Millionen Menschen penetrieren täglich meine BVG. Sie sind sich nicht zu dreist, sie auch noch zu verdammen. Eine Antwort auf eine wüste Beschimpfung an dieser Stelle

Sie hat auch Fans: die BVG kann ganz flott daherkommen Bild: dpa

Liebe BVG,

ach, sei nicht eingeschnappt, ich will Dich doch nur streicheln. Ich will Dich schützen und bewahren vor der groben Kantigkeit, vor dem so selbstgerechten Hass, mit dem Du immer wieder attackiert wirst.

Da treten sie Dich mit den Füßen, sie leuchten alle Winkel Deiner sanften Züge aus und spucken Dir missmutig auf den Boden - und wenn Du einmal etwas schneller oder auch zu langsam kommst, dann blicken sie nur so frustriert entnervt, dann ziehen sie wieder über Dich her und wollen nichts mehr von Dir wissen. Sie nennen sich Fahrgäste, doch alles Gastliche geht ihnen ab.

Es fehlt ihnen so sehr, es fehlt der Welt noch mehr wohl an Respekt für Dich.

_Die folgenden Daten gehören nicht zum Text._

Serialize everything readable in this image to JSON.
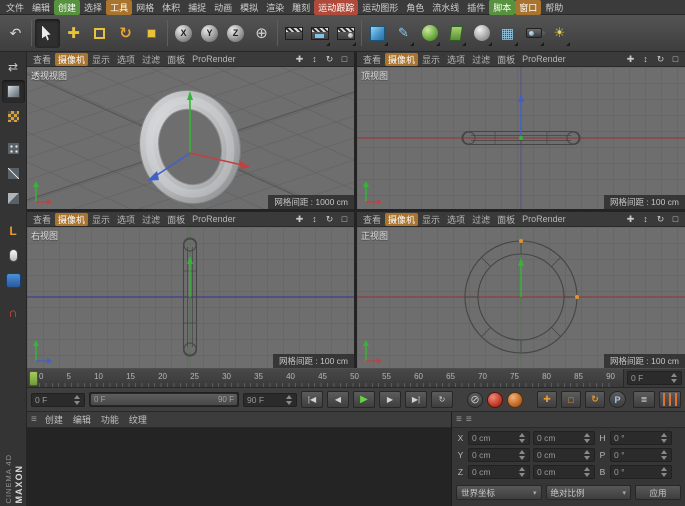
{
  "app": {
    "brand_top": "MAXON",
    "brand_bottom": "CINEMA 4D"
  },
  "menubar": {
    "items": [
      "文件",
      "编辑",
      "创建",
      "选择",
      "工具",
      "网格",
      "体积",
      "捕捉",
      "动画",
      "模拟",
      "渲染",
      "雕刻",
      "运动跟踪",
      "运动图形",
      "角色",
      "流水线",
      "插件",
      "脚本",
      "窗口",
      "帮助"
    ]
  },
  "toolbar": {
    "lock_x": "X",
    "lock_y": "Y",
    "lock_z": "Z"
  },
  "viewports": {
    "menu": [
      "查看",
      "摄像机",
      "显示",
      "选项",
      "过滤",
      "面板",
      "ProRender"
    ],
    "panels": [
      {
        "label": "透视视图",
        "grid_spacing": "网格间距 : 1000 cm"
      },
      {
        "label": "顶视图",
        "grid_spacing": "网格间距 : 100 cm"
      },
      {
        "label": "右视图",
        "grid_spacing": "网格间距 : 100 cm"
      },
      {
        "label": "正视图",
        "grid_spacing": "网格间距 : 100 cm"
      }
    ]
  },
  "timeline": {
    "ticks": [
      "0",
      "5",
      "10",
      "15",
      "20",
      "25",
      "30",
      "35",
      "40",
      "45",
      "50",
      "55",
      "60",
      "65",
      "70",
      "75",
      "80",
      "85",
      "90"
    ],
    "frame_field": "0 F"
  },
  "transport": {
    "current": "0 F",
    "range_start": "0 F",
    "range_end": "90 F",
    "end": "90 F"
  },
  "material_manager": {
    "menu": [
      "创建",
      "编辑",
      "功能",
      "纹理"
    ]
  },
  "coordinates": {
    "rows": [
      {
        "axis": "X",
        "pos": "0 cm",
        "size": "0 cm",
        "rot_axis": "H",
        "rot": "0 °"
      },
      {
        "axis": "Y",
        "pos": "0 cm",
        "size": "0 cm",
        "rot_axis": "P",
        "rot": "0 °"
      },
      {
        "axis": "Z",
        "pos": "0 cm",
        "size": "0 cm",
        "rot_axis": "B",
        "rot": "0 °"
      }
    ],
    "coord_system": "世界坐标",
    "scale_mode": "绝对比例",
    "apply": "应用"
  },
  "icons": {
    "undo": "↶",
    "move": "✚",
    "rotate": "↻",
    "coord_system": "⊕",
    "pen": "✎",
    "grid": "▦",
    "light": "☀",
    "convert": "⇄",
    "magnet": "∩",
    "axis_l": "L",
    "hamburger": "≡",
    "vp_pan": "✚",
    "vp_zoom": "↕",
    "vp_rotate": "↻",
    "vp_toggle": "□",
    "goto_start": "|◀",
    "prev_frame": "◀",
    "play": "▶",
    "next_frame": "▶",
    "goto_end": "▶|",
    "loop": "↻",
    "record": "⊘",
    "key_position": "✚",
    "key_scale": "□",
    "key_rotation": "↻",
    "key_parameter": "P",
    "filter": "≣",
    "select_arrow": "▾"
  },
  "colors": {
    "viewport_bg": "#6e6e6e",
    "axis_x": "#c24040",
    "axis_y": "#35b535",
    "axis_z": "#4060c8",
    "highlight_orange": "#a8742e",
    "highlight_green": "#57923e",
    "highlight_red": "#b04a3a",
    "play_green": "#62d83e",
    "key_orange": "#e89b2e"
  }
}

Wie oft schon konnte ich in Deinen Büssen küssen. Wie sehr verlor ich mich im Spiel der Abendstunden ganz in Dir. Und immer wieder hast Du mich entführt: Eingeschlafen, ins Träumen geraten bin ich auf Deinen weichen Kissen in glücksverhangnen Nächten - und bin mit Deinen letzten Bahnen in mir vormals völlig unbekannten Vierteln aufgewacht, befördert durch Tunnel von Träumen. Erst wenn ich dann zu Fuß und so alleine die Nacht durchschritt oder mich bringen ließ, dann wurde mir ganz plötzlich schlecht, dann kotzte ich ins Taxi. Ohne Dich.

Du bist kein Monopol, Du bist mein Liebchen. Und Dein Charakter erst, wie atemreich. Es riecht in Dir nach allem, was es gibt. Denn alles, was es gibt, wird über Dich gekippt.

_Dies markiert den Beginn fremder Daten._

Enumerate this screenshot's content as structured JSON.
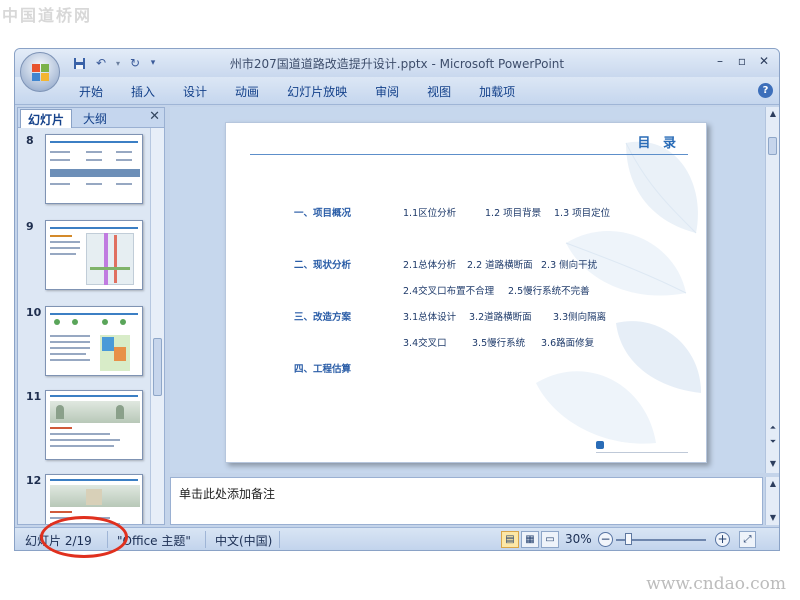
{
  "watermark": {
    "top_left": "中国道桥网",
    "bottom_right": "www.cndao.com"
  },
  "window": {
    "title": "州市207国道道路改造提升设计.pptx - Microsoft PowerPoint"
  },
  "ribbon_tabs": [
    "开始",
    "插入",
    "设计",
    "动画",
    "幻灯片放映",
    "审阅",
    "视图",
    "加载项"
  ],
  "left_pane": {
    "tabs": [
      "幻灯片",
      "大纲"
    ],
    "thumbnails": [
      {
        "number": "8"
      },
      {
        "number": "9"
      },
      {
        "number": "10"
      },
      {
        "number": "11"
      },
      {
        "number": "12"
      }
    ]
  },
  "slide": {
    "title": "目 录",
    "sections": [
      {
        "heading": "一、项目概况",
        "items": [
          "1.1区位分析",
          "1.2 项目背景",
          "1.3 项目定位"
        ]
      },
      {
        "heading": "二、现状分析",
        "items": [
          "2.1总体分析",
          "2.2 道路横断面",
          "2.3 侧向干扰",
          "2.4交叉口布置不合理",
          "2.5慢行系统不完善"
        ]
      },
      {
        "heading": "三、改造方案",
        "items": [
          "3.1总体设计",
          "3.2道路横断面",
          "3.3侧向隔离",
          "3.4交叉口",
          "3.5慢行系统",
          "3.6路面修复"
        ]
      },
      {
        "heading": "四、工程估算",
        "items": []
      }
    ]
  },
  "notes": {
    "placeholder": "单击此处添加备注"
  },
  "statusbar": {
    "slide_counter": "幻灯片 2/19",
    "theme": "\"Office 主题\"",
    "language": "中文(中国)",
    "zoom": "30%"
  },
  "colors": {
    "accent": "#2a6cb7",
    "annotation": "#e0301e",
    "window_bg": "#c4d4ea"
  }
}
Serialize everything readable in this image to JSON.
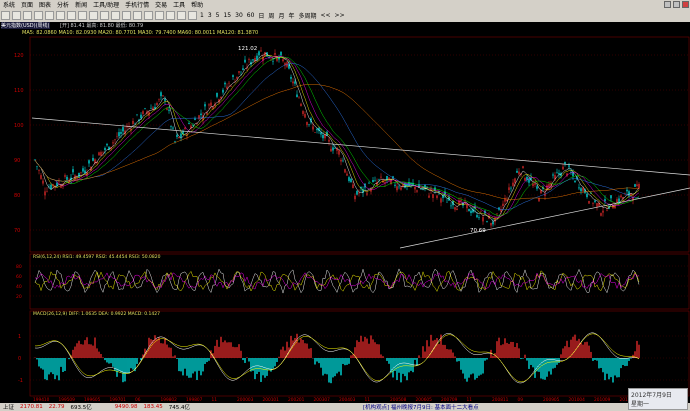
{
  "menu": {
    "items": [
      "系统",
      "页面",
      "图表",
      "分析",
      "新闻",
      "工具/助理",
      "手机行情",
      "交易",
      "工具",
      "帮助"
    ]
  },
  "toolbar": {
    "periods": [
      "1",
      "3",
      "5",
      "15",
      "30",
      "60",
      "日",
      "周",
      "月",
      "年"
    ],
    "extra": [
      "多周期",
      "<<",
      ">>"
    ]
  },
  "header": {
    "instrument": "美元指数(USD)(周线)",
    "ma_line": "MA5: 82.0860  MA10: 82.0930  MA20: 80.7701  MA30: 79.7400  MA60: 80.0011  MA120: 81.3870",
    "ohlc_line": "[开] 81.41  最高: 81.80  最低: 80.79"
  },
  "main_chart": {
    "y_ticks": [
      "120",
      "110",
      "100",
      "90",
      "80",
      "70"
    ],
    "high_label": "121.02",
    "low_label": "70.69"
  },
  "rsi": {
    "header": "RSI(6,12,24)  RSI1: 49.4597  RSI2: 45.4454  RSI3: 50.0820",
    "y_ticks": [
      "80",
      "60",
      "40",
      "20"
    ]
  },
  "macd": {
    "header": "MACD(26,12,9)  DIFF: 1.0635  DEA: 0.9922  MACD: 0.1427",
    "y_ticks": [
      "1",
      "0",
      "-1"
    ]
  },
  "x_axis": {
    "labels": [
      "199410",
      "199509",
      "199605",
      "199701",
      "06",
      "199802",
      "199807",
      "11",
      "200003",
      "200101",
      "200201",
      "200307",
      "200403",
      "11",
      "200508",
      "200605",
      "200709",
      "11",
      "200811",
      "09",
      "200905",
      "201004",
      "201009",
      "201105",
      "201201"
    ]
  },
  "status": {
    "index1": "上证",
    "value1": "2170.81",
    "chg1": "22.79",
    "amt1": "693.5亿",
    "value2": "9490.98",
    "chg2": "183.45",
    "amt2": "745.4亿",
    "news": "[机构观点] 福州晚报7月9日: 基本面十二大看点"
  },
  "date_box": {
    "date": "2012年7月9日",
    "weekday": "星期一"
  },
  "colors": {
    "up": "#ff3030",
    "down": "#00ffff",
    "grid": "#7a0000",
    "axis": "#aa0000"
  }
}
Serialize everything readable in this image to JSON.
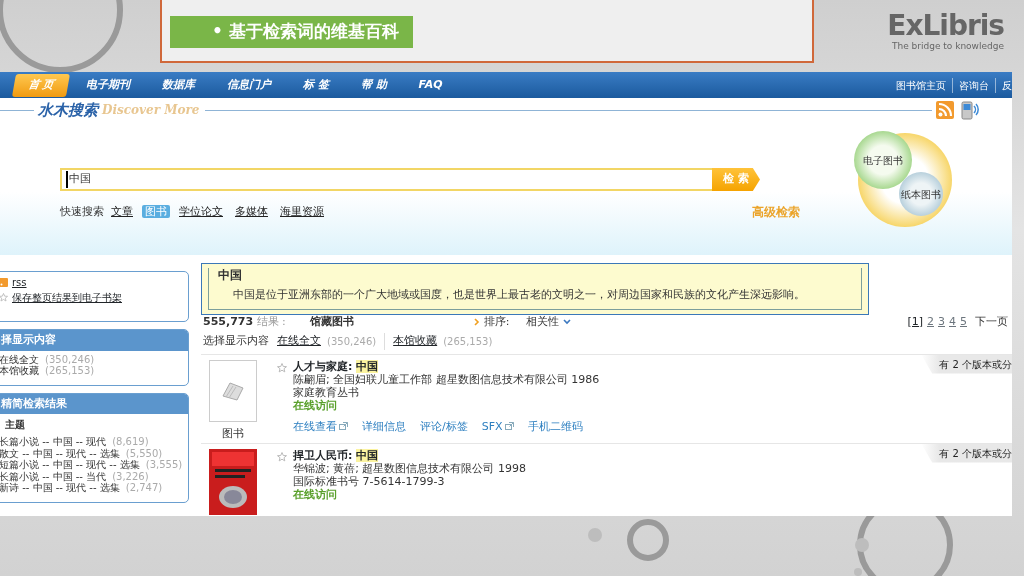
{
  "slide": {
    "title_bullet": "•",
    "title": "基于检索词的维基百科",
    "logo_name": "ExLibris",
    "logo_tagline": "The bridge to knowledge"
  },
  "nav": {
    "tabs": [
      {
        "label": "首 页",
        "selected": true
      },
      {
        "label": "电子期刊",
        "selected": false
      },
      {
        "label": "数据库",
        "selected": false
      },
      {
        "label": "信息门户",
        "selected": false
      },
      {
        "label": "标 签",
        "selected": false
      },
      {
        "label": "帮 助",
        "selected": false
      },
      {
        "label": "FAQ",
        "selected": false
      }
    ],
    "links": [
      "图书馆主页",
      "咨询台",
      "反"
    ]
  },
  "header": {
    "logo_cn": "水木搜索",
    "logo_en": "Discover More",
    "search_value": "中国",
    "search_button": "检 索",
    "quick_label": "快速搜索",
    "quick_options": [
      {
        "label": "文章",
        "selected": false
      },
      {
        "label": "图书",
        "selected": true
      },
      {
        "label": "学位论文",
        "selected": false
      },
      {
        "label": "多媒体",
        "selected": false
      },
      {
        "label": "海里资源",
        "selected": false
      }
    ],
    "advanced": "高级检索",
    "venn": [
      "电子图书",
      "纸本图书"
    ]
  },
  "sidebar": {
    "actions": [
      {
        "kind": "rss",
        "label": "rss"
      },
      {
        "kind": "star",
        "label": "保存整页结果到电子书架"
      }
    ],
    "panels": [
      {
        "title": "择显示内容",
        "groups": [
          {
            "items": [
              {
                "label": "在线全文",
                "count": "(350,246)"
              },
              {
                "label": "本馆收藏",
                "count": "(265,153)"
              }
            ]
          }
        ]
      },
      {
        "title": "精简检索结果",
        "groups": [
          {
            "title": "主题",
            "items": [
              {
                "label": "长篇小说 -- 中国 -- 现代",
                "count": "(8,619)"
              },
              {
                "label": "散文 -- 中国 -- 现代 -- 选集",
                "count": "(5,550)"
              },
              {
                "label": "短篇小说 -- 中国 -- 现代 -- 选集",
                "count": "(3,555)"
              },
              {
                "label": "长篇小说 -- 中国 -- 当代",
                "count": "(3,226)"
              },
              {
                "label": "新诗 -- 中国 -- 现代 -- 选集",
                "count": "(2,747)"
              }
            ]
          }
        ]
      }
    ]
  },
  "wiki": {
    "title": "中国",
    "text": "中国是位于亚洲东部的一个广大地域或国度，也是世界上最古老的文明之一，对周边国家和民族的文化产生深远影响。"
  },
  "results": {
    "count": "555,773",
    "count_label": "结果 :",
    "scope": "馆藏图书",
    "sort_label": "排序:",
    "sort_value": "相关性",
    "pages": [
      {
        "label": "[1]",
        "selected": true
      },
      {
        "label": "2",
        "selected": false
      },
      {
        "label": "3",
        "selected": false
      },
      {
        "label": "4",
        "selected": false
      },
      {
        "label": "5",
        "selected": false
      }
    ],
    "next": "下一页",
    "filter_label": "选择显示内容",
    "filters": [
      {
        "label": "在线全文",
        "count": "(350,246)"
      },
      {
        "label": "本馆收藏",
        "count": "(265,153)"
      }
    ],
    "items": [
      {
        "kind": "placeholder",
        "thumb_label": "图书",
        "title": "人才与家庭:",
        "title_match": "中国",
        "lines": [
          "陈翩眉; 全国妇联儿童工作部 超星数图信息技术有限公司 1986",
          "家庭教育丛书"
        ],
        "access": "在线访问",
        "links": [
          {
            "label": "在线查看",
            "external": true
          },
          {
            "label": "详细信息",
            "external": false
          },
          {
            "label": "评论/标签",
            "external": false
          },
          {
            "label": "SFX",
            "external": true
          },
          {
            "label": "手机二维码",
            "external": false
          }
        ],
        "versions": "有 2 个版本或分"
      },
      {
        "kind": "picture",
        "title": "捍卫人民币:",
        "title_match": "中国",
        "lines": [
          "华锦波; 黄蓓; 超星数图信息技术有限公司 1998",
          "国际标准书号 7-5614-1799-3"
        ],
        "access": "在线访问",
        "versions": "有 2 个版本或分"
      }
    ]
  }
}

Wenn ich mich bei Dir umschaue, dann wird mir trotzdem wohl: Die Männlichkeit der Busfahrer, wenn sie mich hassen, weil ich einsteige und mitfahre. Der Gehalt Deiner Infotafeln, nah am Steig. Die vielen Menschen, wie sie sich an Dir rempeln, und - um Dich zu befahren - aneinanderdrängen. In Deinen U-Bahn-Schächten hören wir die Lieder, die wir sonst nicht hören. Du lieferst mir die schönsten Fantasien. Doch sie sind echt.

Höre, Schatz, Du musst Dich sicher nur für nichts entschuldigen.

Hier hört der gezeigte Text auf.